İnsanlar arası rekabet şartları açık, şeffaf ve anlaşılır olmalı kafamızın içinde başka hesaplar olmamalı ve insanlar elde etmek istedikleri şeyleri aklı, kabiliyeti ve çabası ile elde edebilmeliler. Adalet, insaf, açık ve şeffaf rekabet koşulları, insanlar için geçinme ve barınmadan daha önemlidir.                                                              

İnsan olarak, Gerçekten ne istiyorsun, beklentin nedir? Özüne dön, hadi çık artık şu oluşturduğun konfor alanından, bir bak etrafına, temizle korkunu ve karamsarlığını. Aç yolunu, güçlü olduğuna ve başarabileceğine önce sen inan. İnsanın kim olduğunu ve ne istediğini bilmesi için kendi özüne dönmesi gerekiyor.

Biz kıyamet gününe mahsus, öyle doğru ve hassas teraziler koyacağız ki, hiçbir kimseye zerre kadar haksızlık edilmez. Hardal tanesi ağırlığınca da olsa, yapılan iyi veya kötü işi oraya getirip tartarız. Hesap görücü olarak Biz fazlasıyla yeteriz. (Enbiya 21/47)

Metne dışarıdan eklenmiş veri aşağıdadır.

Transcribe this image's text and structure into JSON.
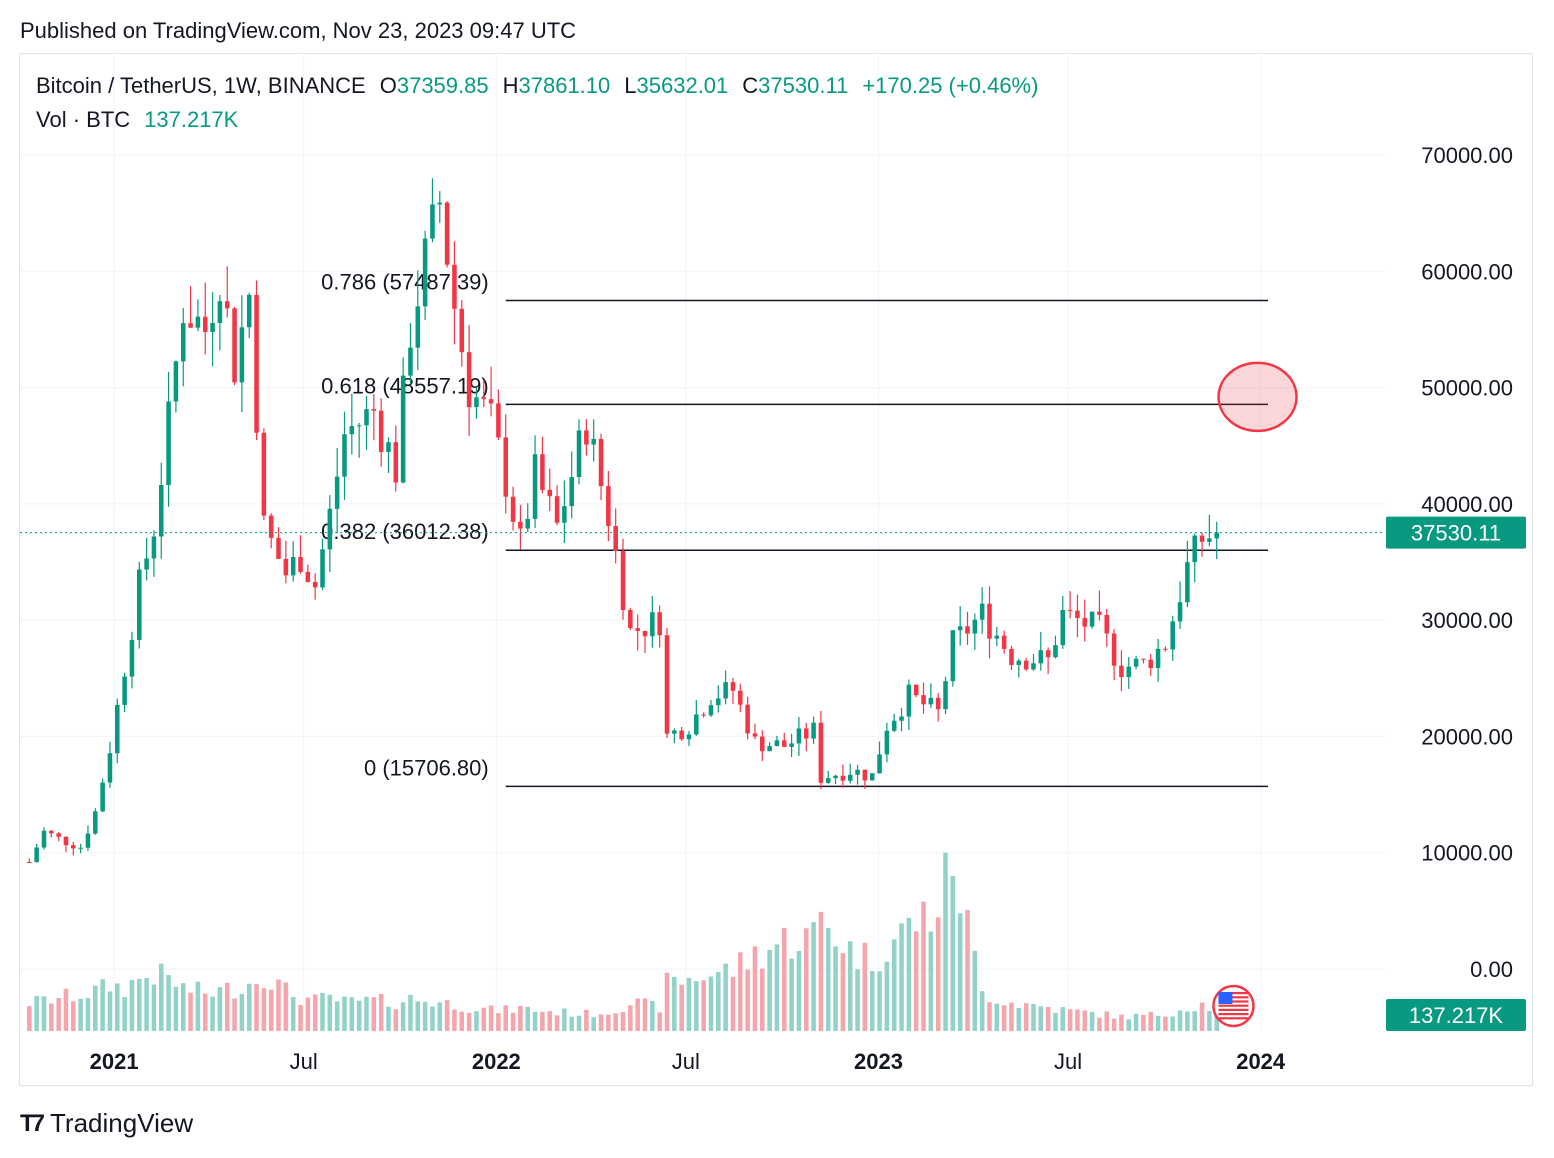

Toplumlar hangi inanç ve değer üzerine olursa olsun en önemli şart adalettir. Adaletin kendisinde hayat bulduğu toplum birlik ve beraberliğin en önemli şartlarından birini yerine getirdiği için toplumsal barışa ulaşma noktasında önemli bir yol kat etmiş olur.                                                        

Din, insanların davranışlarında ahlaklı olmaları noktasında teşvik edici bir rol oynayabilir ama toplumu bir arada tutmak için din ile birlikte başka tutkallara da ihtiyaç olabiliyor.                                          

Maneviyattan beslenmeyen, hakikate sarılmayan hiç bir dini söylem ahlâkî ve sosyal faaliyet ortaya koyamaz.

İslâm medeniyetinde toplumsal hayatı daha da yaşanır hale getiren çok önemli değerler vardır. Bunların en önemlisi ihsân ve îsâr dır. Müslüman teslim olduğu dinin gereği olarak adaletle birlikte aynı ortamı ve coğrafyayı paylaştığı Müslüman kardeşi için kendisine ait olan şeyleri paylaşarak iyilikte bulunur, içinde bulunduğu toplumun ihtiyaç duyduğu konularda kendi öz malını ve imkânlarını seferber eder.  Tarih Müslümanların kendilerine ait olan mal veya menfaati diğer insanların faydalanması için süresiz olarak Allah rızası için bağışladığına dair sayısız örneğe tanıklık etmektedir.